Among the 600 likely Democratic primary voters surveyed by telephone Dec. 2-8, Quinn had the support of 49 percent to 23 percent for Hynes, the three-term comptroller. Among other candidates, activist William "Dock" Walls had 3 percent, and attorney Ed Scanlan had 2 percent. An additional 21 percent were undecided; 2 were for others. The poll has an error margin of 4 percentage points.
On the Republican side, the poll of 600 likely GOP voters found Ryan with the support of 26 percent, to 12 percent for Andy McKenna, the former state party chairman.
At 10 percent was state Sen. Bill Brady, of Bloomington, an unsuccessful 2006 Republican governor candidate, while state Sen. Kirk Dillard, of Hinsdale, had 9 percent. Three other candidates had the support of 6 percent or less of GOP voters.
On the Republican side, both Ryan and McKenna, the former Illinois Republican Party chairman, are the consummate insiders. Ryan's own record on corruption is mixed. A couple weeks back, Chicago anti corruption crusader John Kass had a largely positive column about Ryan following a long interview.
"The infrastructure of the Illinois Republican Party has never really been for me," Ryan said over breakfast the other day as we talked about that 2002 campaign and his current run in the crowded GOP primary for governor. "I'm not a deal-maker. And senior Republicans knew my reputation. They knew I wouldn't be flexible.".
Seven years ago, Ryan, then Illinois attorney general, had the misfortune of having the same last name as George Ryan, the crooked Republican governor who later was indicted and sent to prison in the license-for-bribes scandal. They're not related, but George Ryan's disgrace splashed over the GOP
Within days, the Chicago Sun Times (Kass works for the Tribune) scooped Kass with a long piece detailing Ryan's ties to some of Illinois' most disgraced power brokers.
Republican gubernatorial hopeful Jim Ryan, already dogged by questions about his ties to convicted money-launderer Stuart Levine, could have another Levine-related problem.Embarking on his second run for the state's top office, the former attorney general has acknowledged that, yes, he was close to Levine, who was his law school study partner and, later, his top political fund-raiser.
And yes, Ryan knows that some will hold that friendship against him, even though he has said he had no idea Levine was a longtime white-collar crook whose "secret life" included frequent all-night drug parties with male companions -- revelations that didn't emerge until after federal prosecutors indicted Levine in 2005.
Levine pleaded guilty to federal fraud and money-laundering charges in 2006 and became a star witness last year in the successful corruption prosecution of Tony Rezko, the former top adviser to ousted Gov.
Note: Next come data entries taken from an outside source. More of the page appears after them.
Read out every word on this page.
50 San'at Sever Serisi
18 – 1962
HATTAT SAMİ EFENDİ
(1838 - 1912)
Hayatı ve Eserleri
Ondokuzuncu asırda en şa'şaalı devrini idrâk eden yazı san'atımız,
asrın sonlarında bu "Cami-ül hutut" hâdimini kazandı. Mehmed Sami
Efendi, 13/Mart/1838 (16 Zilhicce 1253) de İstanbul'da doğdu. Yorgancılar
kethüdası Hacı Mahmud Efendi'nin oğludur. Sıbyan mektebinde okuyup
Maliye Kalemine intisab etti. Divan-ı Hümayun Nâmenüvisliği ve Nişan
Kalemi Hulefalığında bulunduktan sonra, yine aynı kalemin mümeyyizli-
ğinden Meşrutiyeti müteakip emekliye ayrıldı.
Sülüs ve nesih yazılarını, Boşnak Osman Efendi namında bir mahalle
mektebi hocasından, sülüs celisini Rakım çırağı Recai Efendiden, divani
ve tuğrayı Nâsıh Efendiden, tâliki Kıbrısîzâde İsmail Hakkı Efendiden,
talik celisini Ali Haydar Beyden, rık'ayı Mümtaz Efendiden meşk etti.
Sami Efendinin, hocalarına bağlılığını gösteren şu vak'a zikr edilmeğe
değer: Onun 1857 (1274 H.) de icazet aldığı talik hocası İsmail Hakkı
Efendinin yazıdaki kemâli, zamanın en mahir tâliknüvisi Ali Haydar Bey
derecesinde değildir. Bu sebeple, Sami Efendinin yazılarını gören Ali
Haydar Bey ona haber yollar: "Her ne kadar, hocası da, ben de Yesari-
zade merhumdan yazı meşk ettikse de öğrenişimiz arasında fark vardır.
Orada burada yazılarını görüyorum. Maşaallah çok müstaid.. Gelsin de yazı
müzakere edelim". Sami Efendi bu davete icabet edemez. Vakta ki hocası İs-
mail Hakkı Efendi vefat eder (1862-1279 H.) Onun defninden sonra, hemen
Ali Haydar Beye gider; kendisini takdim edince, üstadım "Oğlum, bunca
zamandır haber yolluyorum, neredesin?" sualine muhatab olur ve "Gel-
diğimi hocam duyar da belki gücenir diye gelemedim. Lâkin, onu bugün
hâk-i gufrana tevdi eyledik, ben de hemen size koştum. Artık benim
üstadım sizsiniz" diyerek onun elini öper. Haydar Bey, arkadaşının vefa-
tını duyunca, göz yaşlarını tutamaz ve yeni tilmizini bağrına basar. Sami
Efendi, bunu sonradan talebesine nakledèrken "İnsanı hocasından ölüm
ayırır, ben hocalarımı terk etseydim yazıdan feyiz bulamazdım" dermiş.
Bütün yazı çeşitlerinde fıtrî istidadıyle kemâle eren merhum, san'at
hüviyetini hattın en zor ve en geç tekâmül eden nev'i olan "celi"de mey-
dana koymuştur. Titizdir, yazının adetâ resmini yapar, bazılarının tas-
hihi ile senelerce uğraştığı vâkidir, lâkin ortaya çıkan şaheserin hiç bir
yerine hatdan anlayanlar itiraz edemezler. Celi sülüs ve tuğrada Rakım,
Rod Blagojevich.
It's important to note that Ryan has never had any ethics charges against him. There are no charges that he himself was ever involved in corruption directly. That said Stuart Levine is not now merely a convicted felon but he has long standing ties to some of Illinois' most notorious power brokers including Tony Rezko and William Cellini and Ryan's ties to Levine go back decades.
Meanwhile, Andy McKenna was head of the Republican party here in Illinois during its darkest period in the last four years. That includes an embarrassing loss against Governor Blagojevich in 2006.
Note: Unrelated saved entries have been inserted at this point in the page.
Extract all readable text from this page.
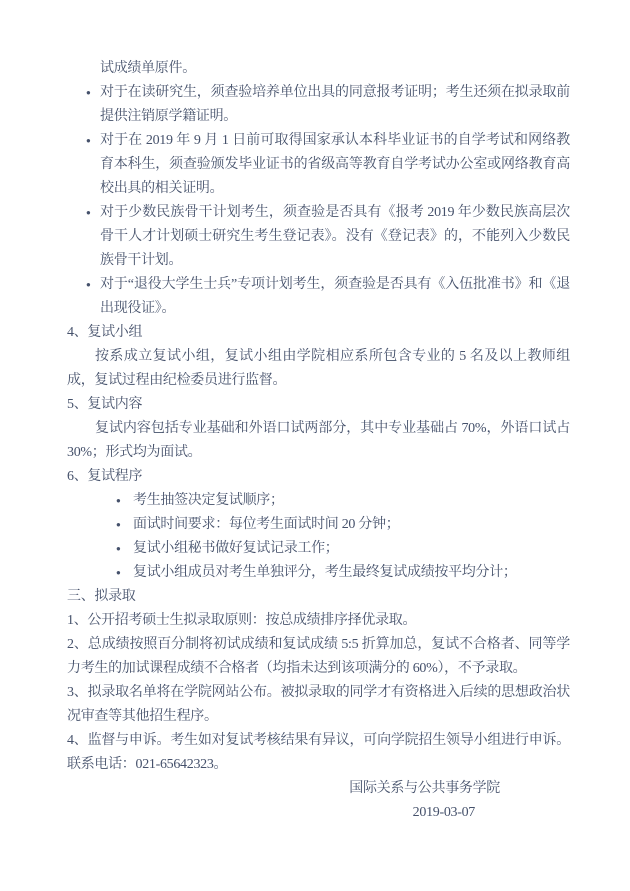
试成绩单原件。

● 对于在读研究生，须查验培养单位出具的同意报考证明；考生还须在拟录取前提供注销原学籍证明。
● 对于在 2019 年 9 月 1 日前可取得国家承认本科毕业证书的自学考试和网络教育本科生，须查验颁发毕业证书的省级高等教育自学考试办公室或网络教育高校出具的相关证明。
● 对于少数民族骨干计划考生，须查验是否具有《报考 2019 年少数民族高层次骨干人才计划硕士研究生考生登记表》。没有《登记表》的，不能列入少数民族骨干计划。
● 对于“退役大学生士兵”专项计划考生，须查验是否具有《入伍批准书》和《退出现役证》。

4、复试小组

按系成立复试小组，复试小组由学院相应系所包含专业的 5 名及以上教师组成，复试过程由纪检委员进行监督。

5、复试内容

复试内容包括专业基础和外语口试两部分，其中专业基础占 70%，外语口试占 30%；形式均为面试。

6、复试程序

● 考生抽签决定复试顺序；
● 面试时间要求：每位考生面试时间 20 分钟；
● 复试小组秘书做好复试记录工作；
● 复试小组成员对考生单独评分，考生最终复试成绩按平均分计；

三、拟录取

1、公开招考硕士生拟录取原则：按总成绩排序择优录取。

2、总成绩按照百分制将初试成绩和复试成绩 5:5 折算加总，复试不合格者、同等学力考生的加试课程成绩不合格者（均指未达到该项满分的 60%），不予录取。

3、拟录取名单将在学院网站公布。被拟录取的同学才有资格进入后续的思想政治状况审查等其他招生程序。

4、监督与申诉。考生如对复试考核结果有异议，可向学院招生领导小组进行申诉。联系电话：021-65642323。

国际关系与公共事务学院

2019-03-07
On the Democratic side, not only is Governor Quinn in charge of a commanding lead but Democratic voters have given a collective shrug to the stain of former Governor Blagojevich. Quinn's list of "accomplishments" include raising the income tax by 50% and presiding over a farcical ethics and campaign reform bill.
On the Cook County Board President front, there may be some relatively good news. Current Cook County Board President Todd Stroger is running a distant third among Democrats.
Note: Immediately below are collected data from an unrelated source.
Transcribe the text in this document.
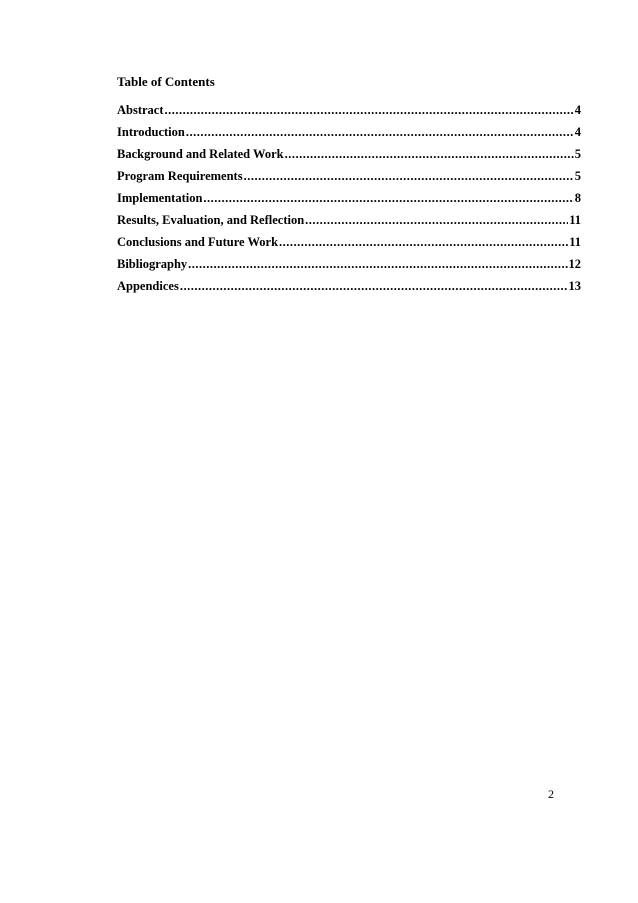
Table of Contents
Abstract .....	4
Introduction .....	4
Background and Related Work .....	5
Program Requirements .....	5
Implementation .....	8
Results, Evaluation, and Reflection .....	11
Conclusions and Future Work .....	11
Bibliography .....	12
Appendices .....	13
2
The Chicago Tribune's poll of Cook County voters' attitudes to the Democratic primary candidates has Dorothy Brown with a lead over three other candidates. The incumbent, Todd Stroger, is in third place, but with the highest unfavorable rating of any of the candidates by far.
The breakdown of support is Brown-Preckwinkle-Stroger-O'Brien, at 29%-20%-14%-11%, with "Other" at 2% and 24% undecided.
Buried in the numbers is one other interesting point. Preckwinkle's name recognition stands at only 62% whereas Brown is at 91% and Stroger at 98%. So, Preckwinkle certainly has a serious opportunity if her name recognition goes up. The Republicans have no one of consequence and a poll hasn't been done.
I also received this email from the campaign of Tom Tresser, the Green Party candidate.
The Chicago Tribune ran a story today on the Democratic candidates for Cook County Board President (it doesn't look good for the incumbent).
At the conclusion of the story the reporters make this statement:"Two Republicans, Roger Keats and John Garrido, are running for the chance to challenge the Democratic primary winner for a seat that Democrats have held for more than 40 years."
The Green Party candidate.
That's true. Tresser wasn't even mentioned in the story. In fact, I'm surprised the Republicans were mentioned. They didn't bother to run a poll on them. When the 5th District held its special election to replace Rahm Emanuel, both newspapers pretended as though the only ones running were Democrats.